Dès le début de la 2nd guerre mondiale, elle s’engage dans le contre-espionnage français. Elle entre après la bataille de France, dans les forces françaises libres le 24 novembre 1940. Entre 1941 et 1944 elle sillonne le Maghreb et le Machrek, de Marrakech à Damas, glanant des informations qu’elle transmet notamment en les dissimulant dans ses partitions. Elle débarque à Marseille en octobre 1944 et suit l’avancée de la 1ère armée française afin de chanter pour les soldats. Ses activités durant la guerre lui valle la médaille de la Résistance et les insignes de chevalier de légion d’honneur. L'ensemble de son action en tant que résistante au service de la France libre est détaillé dans un ouvrage intitulé Joséphine Baker contre Hitler.

Elle retourne aux États-Unis en 1947 et 1951 pour tenter de renouer avec le succès. Elle y est victime de la ségrégation raciale, la poussant à s’engager en faveur du mouvement des droits civiques auprès de l’opinion européenne.

Avec Jo Bouillon, qu'elle épouse en 1947, elle achète le château des Milandes en Dordogne. Elle y accueille onze enfants de toutes origines qu'elle adopte et qu'elle appelle sa « tribu arc-en-ciel ».Séparée de Jo Bouillon en 1957, elle engloutit toute sa fortune dans le domaine des Milandes, où elle emploie un personnel nombreux, et doit multiplier les concerts pour poursuivre son œuvre.

En 1963 elle participe à la Marche sur Washington pour l'emploi et la liberté organisée par Martin Luther King Jr., lors de laquelle elle prononce un discours, vêtue de son ancien uniforme de l'armée de guerre et de ses médailles de résistante. À cette époque, elle est engagée depuis un moment dans l'action de la LICA qui deviendra la LICRA.

En juin 1964, Joséphine Baker, criblée de dettes et harcelée par le fisc, lance un appel pour sauver sa propriété de Dordogne, où vivent ses enfants ; la mise en vente aux enchères du château est annoncée. Le château est finalement vendu pour un dixième de sa valeur en 1968. Jean-Claude Brialy la prend sous son aile et l’accueille dans son La Goulue pour se produire régulièrement à Paris. Le lundi, jour de relâche, Joséphine parcourt l'Europe en solitaire pour aller honorer des engagements à Bruxelles, Copenhague, Amsterdam ou Berlin.

Alors que Joséphine Baker est pratiquement ruinée, la princesse Grace de Monaco, lui offre alors un logement à Roquebrune pour le reste de sa vie et l'invite à Monaco pour des spectacles de charité.
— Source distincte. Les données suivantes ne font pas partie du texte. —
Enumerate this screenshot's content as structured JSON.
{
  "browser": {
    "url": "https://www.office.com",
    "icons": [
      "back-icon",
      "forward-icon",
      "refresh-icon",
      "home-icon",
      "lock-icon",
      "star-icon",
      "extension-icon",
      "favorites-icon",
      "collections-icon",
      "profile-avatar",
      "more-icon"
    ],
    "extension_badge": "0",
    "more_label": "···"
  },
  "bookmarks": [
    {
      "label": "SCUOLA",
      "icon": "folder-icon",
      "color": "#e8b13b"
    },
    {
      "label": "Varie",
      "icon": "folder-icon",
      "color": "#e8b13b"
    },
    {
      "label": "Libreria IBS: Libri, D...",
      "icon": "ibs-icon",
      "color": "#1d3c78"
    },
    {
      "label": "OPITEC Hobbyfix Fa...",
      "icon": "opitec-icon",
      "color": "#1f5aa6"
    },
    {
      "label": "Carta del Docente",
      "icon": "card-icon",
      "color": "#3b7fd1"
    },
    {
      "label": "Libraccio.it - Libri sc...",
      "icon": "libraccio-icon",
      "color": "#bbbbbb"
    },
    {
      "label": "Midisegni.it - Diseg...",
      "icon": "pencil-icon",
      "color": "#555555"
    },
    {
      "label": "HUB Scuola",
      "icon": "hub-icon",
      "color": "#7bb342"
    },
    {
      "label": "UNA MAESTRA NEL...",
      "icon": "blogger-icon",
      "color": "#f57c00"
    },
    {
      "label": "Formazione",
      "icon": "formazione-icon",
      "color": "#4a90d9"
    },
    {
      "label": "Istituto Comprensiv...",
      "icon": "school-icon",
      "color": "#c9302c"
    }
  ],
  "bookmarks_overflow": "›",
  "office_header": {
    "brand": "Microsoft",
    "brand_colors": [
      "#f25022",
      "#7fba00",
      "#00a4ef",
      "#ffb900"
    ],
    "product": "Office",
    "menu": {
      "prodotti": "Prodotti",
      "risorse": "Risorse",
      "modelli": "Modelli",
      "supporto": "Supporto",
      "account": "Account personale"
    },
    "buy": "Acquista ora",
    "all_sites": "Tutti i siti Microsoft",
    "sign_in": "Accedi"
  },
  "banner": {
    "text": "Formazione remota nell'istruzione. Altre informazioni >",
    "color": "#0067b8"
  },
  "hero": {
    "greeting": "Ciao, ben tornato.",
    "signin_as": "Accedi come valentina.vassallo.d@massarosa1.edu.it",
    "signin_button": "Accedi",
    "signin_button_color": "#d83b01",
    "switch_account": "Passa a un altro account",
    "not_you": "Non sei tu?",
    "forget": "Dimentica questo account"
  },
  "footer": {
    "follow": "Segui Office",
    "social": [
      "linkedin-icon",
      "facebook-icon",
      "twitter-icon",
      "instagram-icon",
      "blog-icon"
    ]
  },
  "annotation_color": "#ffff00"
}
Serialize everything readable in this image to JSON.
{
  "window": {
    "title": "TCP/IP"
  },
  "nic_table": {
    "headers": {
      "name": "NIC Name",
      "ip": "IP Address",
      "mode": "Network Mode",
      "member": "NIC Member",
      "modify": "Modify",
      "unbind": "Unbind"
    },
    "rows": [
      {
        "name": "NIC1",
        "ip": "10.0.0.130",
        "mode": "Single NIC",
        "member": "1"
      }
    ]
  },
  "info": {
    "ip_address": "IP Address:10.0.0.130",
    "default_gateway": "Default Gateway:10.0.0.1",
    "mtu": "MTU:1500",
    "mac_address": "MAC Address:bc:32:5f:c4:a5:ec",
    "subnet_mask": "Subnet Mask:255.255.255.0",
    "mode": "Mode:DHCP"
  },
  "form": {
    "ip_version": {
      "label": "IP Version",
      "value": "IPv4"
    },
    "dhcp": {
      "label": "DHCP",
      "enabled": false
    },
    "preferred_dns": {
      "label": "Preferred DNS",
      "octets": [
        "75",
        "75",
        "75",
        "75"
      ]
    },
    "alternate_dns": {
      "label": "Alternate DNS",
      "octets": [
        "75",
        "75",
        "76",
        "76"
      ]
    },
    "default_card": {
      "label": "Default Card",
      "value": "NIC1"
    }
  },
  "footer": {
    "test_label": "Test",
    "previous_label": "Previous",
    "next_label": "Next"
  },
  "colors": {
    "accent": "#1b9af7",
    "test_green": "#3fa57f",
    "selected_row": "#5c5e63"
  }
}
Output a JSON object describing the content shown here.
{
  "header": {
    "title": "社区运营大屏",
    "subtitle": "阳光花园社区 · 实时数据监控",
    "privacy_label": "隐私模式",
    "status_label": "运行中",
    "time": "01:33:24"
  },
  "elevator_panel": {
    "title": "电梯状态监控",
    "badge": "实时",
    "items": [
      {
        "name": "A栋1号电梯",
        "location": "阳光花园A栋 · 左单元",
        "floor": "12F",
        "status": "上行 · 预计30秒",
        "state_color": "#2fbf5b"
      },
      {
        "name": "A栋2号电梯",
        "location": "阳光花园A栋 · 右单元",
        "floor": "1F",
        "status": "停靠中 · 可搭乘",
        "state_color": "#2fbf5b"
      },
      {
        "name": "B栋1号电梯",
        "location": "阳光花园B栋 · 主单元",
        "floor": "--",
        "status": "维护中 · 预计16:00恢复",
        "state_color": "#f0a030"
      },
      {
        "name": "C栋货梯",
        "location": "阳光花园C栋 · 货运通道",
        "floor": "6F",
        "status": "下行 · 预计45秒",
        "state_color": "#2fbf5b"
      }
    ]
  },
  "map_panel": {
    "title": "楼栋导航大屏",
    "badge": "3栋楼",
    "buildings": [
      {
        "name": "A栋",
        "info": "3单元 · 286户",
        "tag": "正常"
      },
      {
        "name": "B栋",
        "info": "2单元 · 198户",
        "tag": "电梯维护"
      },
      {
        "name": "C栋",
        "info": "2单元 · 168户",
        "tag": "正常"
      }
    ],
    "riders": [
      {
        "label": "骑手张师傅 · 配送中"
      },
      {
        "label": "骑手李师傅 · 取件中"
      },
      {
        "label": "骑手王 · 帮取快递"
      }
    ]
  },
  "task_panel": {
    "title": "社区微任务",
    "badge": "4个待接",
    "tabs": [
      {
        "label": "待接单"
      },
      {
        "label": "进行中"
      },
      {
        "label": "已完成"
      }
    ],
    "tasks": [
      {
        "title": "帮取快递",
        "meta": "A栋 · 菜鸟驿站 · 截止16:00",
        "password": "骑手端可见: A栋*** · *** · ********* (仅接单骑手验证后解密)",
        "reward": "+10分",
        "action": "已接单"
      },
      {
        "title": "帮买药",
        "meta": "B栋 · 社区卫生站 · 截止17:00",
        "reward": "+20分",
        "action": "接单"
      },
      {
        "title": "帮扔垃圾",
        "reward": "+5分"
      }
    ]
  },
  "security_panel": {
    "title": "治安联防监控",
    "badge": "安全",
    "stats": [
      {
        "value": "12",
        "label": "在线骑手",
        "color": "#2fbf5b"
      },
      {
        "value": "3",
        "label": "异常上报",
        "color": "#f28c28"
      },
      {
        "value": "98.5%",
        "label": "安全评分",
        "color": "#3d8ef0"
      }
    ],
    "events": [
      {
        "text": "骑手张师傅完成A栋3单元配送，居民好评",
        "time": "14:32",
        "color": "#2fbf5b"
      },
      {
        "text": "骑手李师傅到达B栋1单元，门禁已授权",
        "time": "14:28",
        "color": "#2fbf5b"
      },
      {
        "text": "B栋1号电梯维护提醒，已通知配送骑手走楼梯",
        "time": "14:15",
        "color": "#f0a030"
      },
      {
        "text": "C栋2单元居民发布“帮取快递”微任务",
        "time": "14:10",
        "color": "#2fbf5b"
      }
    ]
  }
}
Aidée aussi par la Croix Rouge, Joséphine Baker remonte sur la scène de l'Olympia, en 1968, puis à Belgrade en 1973, à Londres en 1974 ainsi qu’à Paris au Gala du cirque.

Le 24 mars 1975, pour célébrer ses cinquante ans de carrière, elle inaugure la rétrospective Joséphine à Bobino, dont le prince Rainier III et la princesse Grace figurent parmi les mécènes. Elle retrouve son appartement parisien le 9 avril 1975 alors que le rideau vient de tomber devant une salle enthousiaste pour sa quatorzième représentation. Le lendemain matin, 10 avril, Joséphine Baker, victime d'une attaque cérébrale, est transportée dans un coma profond à l'hôpital de la Pitié-Salpêtrière, où elle meurt, le 12 avril 1975, à 68 ans. Elle reçoit les honneurs militaires et, après des funérailles catholiques le 15 avril 1975 à l'église de la Madeleine, à Paris, elle est enterrée au cimetière de Monaco.

Bien qu'initialement Joséphine Baker ait été perçue comme un phénomène exotique avec un déhanchement incroyable, elle a su se forger une solide réputation dans les hautes sphères de la société parisienne. Elle a su intelligemment se façonner son personnage public synonyme d'émancipation, symbolisant toute forme de liberté jusqu'aux droits civiques en passant par la lutte contre le fascisme.